Confrontado com a presença de um contratorpedeiro norte-americano a 22 milhas náuticas do recife Subi, o Ministério dos Negócios Estrangeiros chinês avisou os Estados Unidos de que é melhor “não criar problemas”. O território do Mar do Sul da China também é reclamado por Malásia, Filipinas, Taiwan e Brunei

A China reagiu esta terça-feira com muitas críticas à presença de um navio de guerra norte-americano perto das ilhas artificiais do Mar do Sul da China, cuja soberania é reclamada por Pequim. O contratorpedeiro dos Estados Unidos entrou nas águas durante a manhã desta terça-feira, tendo o Departamento de Estado norte-americano assegurado estar a conduzir “operações de rotina”.

O porta-voz do Ministério dos Negócios Estrangeiros chinês, Lu Kang, já veio afirmar que o barco entrou nas águas reclamadas pela China “de forma ilegal”, confirmando mesmo que já foi “supervisionado, seguido e advertido” pelas autoridades marítimas do país.

Na mesma intervenção, o responsável declarou que o Governo chinês se opõe “de forma taxativa” a que “qualquer país reclame liberdade de navegação como pretexto para prejudicar a soberania nacional e a segurança da China”. Assim, ficou garantido que o país “defenderá vigorosamente a sua soberania territorial”.

Também o ministro responsável pela pasta dos Negócios Estrangeiros, Wang Yi, se manifestou esta terça-feira sobre o sucedido, avisando os Estados Unidos para “não atuarem de forma imprudente nem criar problemas”.

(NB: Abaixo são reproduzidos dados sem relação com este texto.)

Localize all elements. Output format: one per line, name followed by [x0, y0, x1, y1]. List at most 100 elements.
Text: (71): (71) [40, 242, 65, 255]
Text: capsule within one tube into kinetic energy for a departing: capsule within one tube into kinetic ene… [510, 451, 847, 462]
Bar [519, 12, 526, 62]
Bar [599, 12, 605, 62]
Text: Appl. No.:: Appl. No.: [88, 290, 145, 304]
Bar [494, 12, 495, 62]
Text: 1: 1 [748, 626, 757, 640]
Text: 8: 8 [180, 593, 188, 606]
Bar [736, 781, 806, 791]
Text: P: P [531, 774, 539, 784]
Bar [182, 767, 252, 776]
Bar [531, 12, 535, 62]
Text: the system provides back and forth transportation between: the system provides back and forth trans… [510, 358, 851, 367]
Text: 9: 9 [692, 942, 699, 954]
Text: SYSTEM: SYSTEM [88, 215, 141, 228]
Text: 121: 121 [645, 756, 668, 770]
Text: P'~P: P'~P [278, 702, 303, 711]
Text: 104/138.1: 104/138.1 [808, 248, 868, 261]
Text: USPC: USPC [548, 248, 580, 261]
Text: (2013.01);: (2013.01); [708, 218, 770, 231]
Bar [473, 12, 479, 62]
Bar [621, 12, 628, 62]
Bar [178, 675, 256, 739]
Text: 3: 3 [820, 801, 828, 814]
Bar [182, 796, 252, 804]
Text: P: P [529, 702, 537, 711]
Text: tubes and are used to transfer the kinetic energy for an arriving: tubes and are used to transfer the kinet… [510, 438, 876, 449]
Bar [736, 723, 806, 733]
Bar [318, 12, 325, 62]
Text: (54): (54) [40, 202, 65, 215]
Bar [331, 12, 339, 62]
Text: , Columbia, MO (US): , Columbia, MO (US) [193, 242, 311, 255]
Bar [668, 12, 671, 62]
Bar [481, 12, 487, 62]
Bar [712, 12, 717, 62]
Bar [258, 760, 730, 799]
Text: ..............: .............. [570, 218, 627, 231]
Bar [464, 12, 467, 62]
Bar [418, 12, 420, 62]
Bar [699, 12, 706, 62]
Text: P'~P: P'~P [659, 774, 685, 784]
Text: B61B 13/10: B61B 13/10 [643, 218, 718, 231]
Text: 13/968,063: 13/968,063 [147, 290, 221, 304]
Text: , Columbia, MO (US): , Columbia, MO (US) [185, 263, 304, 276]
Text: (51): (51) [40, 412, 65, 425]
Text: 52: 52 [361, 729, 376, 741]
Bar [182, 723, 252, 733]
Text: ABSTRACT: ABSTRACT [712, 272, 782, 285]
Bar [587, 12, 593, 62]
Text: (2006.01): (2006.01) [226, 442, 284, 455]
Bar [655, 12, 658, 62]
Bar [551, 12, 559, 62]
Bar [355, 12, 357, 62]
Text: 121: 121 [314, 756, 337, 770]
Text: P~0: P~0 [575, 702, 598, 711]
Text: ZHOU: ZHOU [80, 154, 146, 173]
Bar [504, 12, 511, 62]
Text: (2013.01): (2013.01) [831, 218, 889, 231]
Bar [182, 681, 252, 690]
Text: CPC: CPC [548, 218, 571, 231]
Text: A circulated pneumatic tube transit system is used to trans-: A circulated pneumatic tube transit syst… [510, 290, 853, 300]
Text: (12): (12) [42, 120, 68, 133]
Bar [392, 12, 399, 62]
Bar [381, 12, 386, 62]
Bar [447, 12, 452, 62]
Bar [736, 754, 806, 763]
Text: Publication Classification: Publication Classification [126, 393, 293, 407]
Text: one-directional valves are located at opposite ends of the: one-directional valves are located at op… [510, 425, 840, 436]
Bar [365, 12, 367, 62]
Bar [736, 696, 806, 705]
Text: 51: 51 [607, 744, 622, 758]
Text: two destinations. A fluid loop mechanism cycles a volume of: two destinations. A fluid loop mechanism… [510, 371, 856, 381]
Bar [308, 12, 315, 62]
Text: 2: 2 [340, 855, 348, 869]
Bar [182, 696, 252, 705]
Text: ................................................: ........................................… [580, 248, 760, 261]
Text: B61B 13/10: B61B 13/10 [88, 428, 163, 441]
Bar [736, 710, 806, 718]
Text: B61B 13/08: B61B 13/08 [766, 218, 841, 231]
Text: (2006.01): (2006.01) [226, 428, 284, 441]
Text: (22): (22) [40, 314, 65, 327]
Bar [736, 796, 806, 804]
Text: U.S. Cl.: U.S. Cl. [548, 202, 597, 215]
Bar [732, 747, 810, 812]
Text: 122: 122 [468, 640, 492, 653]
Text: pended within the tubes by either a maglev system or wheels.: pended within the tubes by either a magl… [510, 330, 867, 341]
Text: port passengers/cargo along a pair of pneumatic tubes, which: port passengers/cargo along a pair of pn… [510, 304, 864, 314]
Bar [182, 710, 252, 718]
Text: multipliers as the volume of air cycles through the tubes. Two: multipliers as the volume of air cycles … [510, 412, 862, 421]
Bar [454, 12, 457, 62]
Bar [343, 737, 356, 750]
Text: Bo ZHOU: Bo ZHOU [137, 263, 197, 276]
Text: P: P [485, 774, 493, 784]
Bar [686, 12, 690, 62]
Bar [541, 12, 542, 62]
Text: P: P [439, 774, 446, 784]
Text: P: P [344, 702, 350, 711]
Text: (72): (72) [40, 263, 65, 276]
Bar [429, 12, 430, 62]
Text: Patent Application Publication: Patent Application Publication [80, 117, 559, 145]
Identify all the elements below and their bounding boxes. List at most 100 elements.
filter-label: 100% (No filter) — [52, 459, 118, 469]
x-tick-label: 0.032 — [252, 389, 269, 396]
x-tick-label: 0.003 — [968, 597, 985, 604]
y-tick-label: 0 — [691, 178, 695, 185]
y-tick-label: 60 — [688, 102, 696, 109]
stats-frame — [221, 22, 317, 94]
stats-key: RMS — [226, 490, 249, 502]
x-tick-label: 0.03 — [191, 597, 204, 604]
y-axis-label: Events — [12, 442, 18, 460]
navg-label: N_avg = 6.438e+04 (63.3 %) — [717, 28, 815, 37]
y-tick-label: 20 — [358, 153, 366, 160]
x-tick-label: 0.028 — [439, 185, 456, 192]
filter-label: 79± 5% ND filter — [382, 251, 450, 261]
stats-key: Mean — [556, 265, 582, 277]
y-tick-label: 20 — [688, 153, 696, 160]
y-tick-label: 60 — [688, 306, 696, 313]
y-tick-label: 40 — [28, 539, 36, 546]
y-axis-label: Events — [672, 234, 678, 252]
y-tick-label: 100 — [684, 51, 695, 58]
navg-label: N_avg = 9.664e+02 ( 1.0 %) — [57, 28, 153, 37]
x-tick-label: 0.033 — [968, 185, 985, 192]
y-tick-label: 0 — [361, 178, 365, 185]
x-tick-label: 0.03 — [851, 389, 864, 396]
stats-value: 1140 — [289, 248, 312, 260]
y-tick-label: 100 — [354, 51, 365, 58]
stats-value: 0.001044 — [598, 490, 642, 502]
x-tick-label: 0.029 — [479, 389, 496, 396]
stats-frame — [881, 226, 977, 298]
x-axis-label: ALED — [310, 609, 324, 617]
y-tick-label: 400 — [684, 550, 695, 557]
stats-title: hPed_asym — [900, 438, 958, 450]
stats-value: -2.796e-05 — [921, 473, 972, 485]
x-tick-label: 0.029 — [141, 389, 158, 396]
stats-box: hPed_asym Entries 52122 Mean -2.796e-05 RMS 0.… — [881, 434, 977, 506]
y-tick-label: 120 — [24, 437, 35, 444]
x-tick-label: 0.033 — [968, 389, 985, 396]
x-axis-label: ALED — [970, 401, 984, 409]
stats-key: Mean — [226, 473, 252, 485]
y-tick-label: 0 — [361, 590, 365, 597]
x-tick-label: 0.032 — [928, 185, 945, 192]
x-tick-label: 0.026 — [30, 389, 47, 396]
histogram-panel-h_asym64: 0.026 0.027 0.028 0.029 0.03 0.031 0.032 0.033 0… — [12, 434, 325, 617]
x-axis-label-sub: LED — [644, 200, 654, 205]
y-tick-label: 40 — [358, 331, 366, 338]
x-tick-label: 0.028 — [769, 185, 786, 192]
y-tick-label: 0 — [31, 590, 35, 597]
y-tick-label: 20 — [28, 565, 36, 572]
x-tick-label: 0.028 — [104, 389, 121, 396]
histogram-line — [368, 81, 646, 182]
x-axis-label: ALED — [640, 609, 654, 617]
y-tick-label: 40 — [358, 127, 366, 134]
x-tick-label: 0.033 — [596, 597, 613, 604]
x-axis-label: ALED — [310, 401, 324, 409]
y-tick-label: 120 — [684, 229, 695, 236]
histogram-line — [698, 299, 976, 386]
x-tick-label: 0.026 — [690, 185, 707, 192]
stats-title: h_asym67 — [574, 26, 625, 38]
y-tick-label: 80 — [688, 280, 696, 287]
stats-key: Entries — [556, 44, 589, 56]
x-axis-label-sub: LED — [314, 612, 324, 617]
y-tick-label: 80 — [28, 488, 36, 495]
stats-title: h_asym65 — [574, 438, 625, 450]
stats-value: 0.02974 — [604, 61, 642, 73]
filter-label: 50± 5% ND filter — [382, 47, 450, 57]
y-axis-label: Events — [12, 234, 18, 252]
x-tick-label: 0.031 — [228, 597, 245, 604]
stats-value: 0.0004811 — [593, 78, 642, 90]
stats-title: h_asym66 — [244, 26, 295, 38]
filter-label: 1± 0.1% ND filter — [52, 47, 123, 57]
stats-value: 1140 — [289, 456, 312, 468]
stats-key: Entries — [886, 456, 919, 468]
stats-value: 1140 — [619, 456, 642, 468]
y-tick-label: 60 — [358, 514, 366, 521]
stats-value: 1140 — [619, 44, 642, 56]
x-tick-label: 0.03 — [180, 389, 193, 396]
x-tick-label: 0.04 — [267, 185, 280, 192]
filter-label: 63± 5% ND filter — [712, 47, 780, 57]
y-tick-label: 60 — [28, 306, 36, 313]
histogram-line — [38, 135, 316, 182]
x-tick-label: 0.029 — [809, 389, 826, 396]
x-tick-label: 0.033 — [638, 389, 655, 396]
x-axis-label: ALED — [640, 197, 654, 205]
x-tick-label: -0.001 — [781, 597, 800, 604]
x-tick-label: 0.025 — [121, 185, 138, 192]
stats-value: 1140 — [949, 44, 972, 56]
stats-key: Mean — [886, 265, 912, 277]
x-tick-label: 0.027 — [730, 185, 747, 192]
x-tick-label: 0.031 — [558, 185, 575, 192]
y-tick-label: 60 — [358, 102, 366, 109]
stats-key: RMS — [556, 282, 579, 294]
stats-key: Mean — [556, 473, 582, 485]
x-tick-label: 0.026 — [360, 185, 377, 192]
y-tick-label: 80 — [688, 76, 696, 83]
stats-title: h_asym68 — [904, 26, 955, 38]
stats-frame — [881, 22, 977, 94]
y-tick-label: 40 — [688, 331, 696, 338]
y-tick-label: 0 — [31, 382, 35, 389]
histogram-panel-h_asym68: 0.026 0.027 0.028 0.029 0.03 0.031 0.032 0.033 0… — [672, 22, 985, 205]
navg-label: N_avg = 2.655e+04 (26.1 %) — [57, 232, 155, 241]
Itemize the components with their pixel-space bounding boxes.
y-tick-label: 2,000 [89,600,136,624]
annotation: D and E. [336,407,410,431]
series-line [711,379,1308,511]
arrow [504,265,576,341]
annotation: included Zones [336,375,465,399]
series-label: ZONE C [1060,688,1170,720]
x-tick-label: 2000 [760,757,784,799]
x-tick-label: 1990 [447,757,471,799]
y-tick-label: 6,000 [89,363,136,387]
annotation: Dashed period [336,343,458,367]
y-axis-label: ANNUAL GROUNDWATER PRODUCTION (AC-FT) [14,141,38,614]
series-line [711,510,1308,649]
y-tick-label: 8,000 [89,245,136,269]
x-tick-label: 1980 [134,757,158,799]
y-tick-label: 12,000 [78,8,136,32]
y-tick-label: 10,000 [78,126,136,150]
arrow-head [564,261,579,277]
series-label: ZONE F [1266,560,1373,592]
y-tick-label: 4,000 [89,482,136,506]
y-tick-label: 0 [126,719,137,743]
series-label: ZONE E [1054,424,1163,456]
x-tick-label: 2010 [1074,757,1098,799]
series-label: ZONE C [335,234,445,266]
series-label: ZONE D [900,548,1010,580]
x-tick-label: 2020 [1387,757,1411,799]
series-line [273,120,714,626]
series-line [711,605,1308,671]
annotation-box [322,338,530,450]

Estados Unidos dispensam autorização de Pequim

As autoridades norte-americanas já confirmaram que o navio de guerra navegou a 22 milhas náuticas do recife Subi durante uma missão que consistiria numa “ocorrência regular” e que deverá repetir-se durante os próximos dias em territórios reclamados por Vietname e Filipinas.

Também o porta-voz do Departamento de Estado norte-americano, John Kirby, frisou esta segunda-feira que os Estados Unidos dispensam autorização de outros países para “exercer o direito da liberdade de navegação em águas internacionais”.

Ao longo dos últimos 18 meses, a China tem reclamado o território total do arquipélago Spratly, no Mar do Sul da China. No entanto, o país não está sozinho: é que Malásia, Filipinas, Taiwan e Brunei também reclamam de forma total ou parcial a soberania das ilhas. O recife Subi encontra-se a 26 quilómetros do solo filipino e estava submerso até a China o ter transformado, em 2014, numa das suas ilhas artificiais.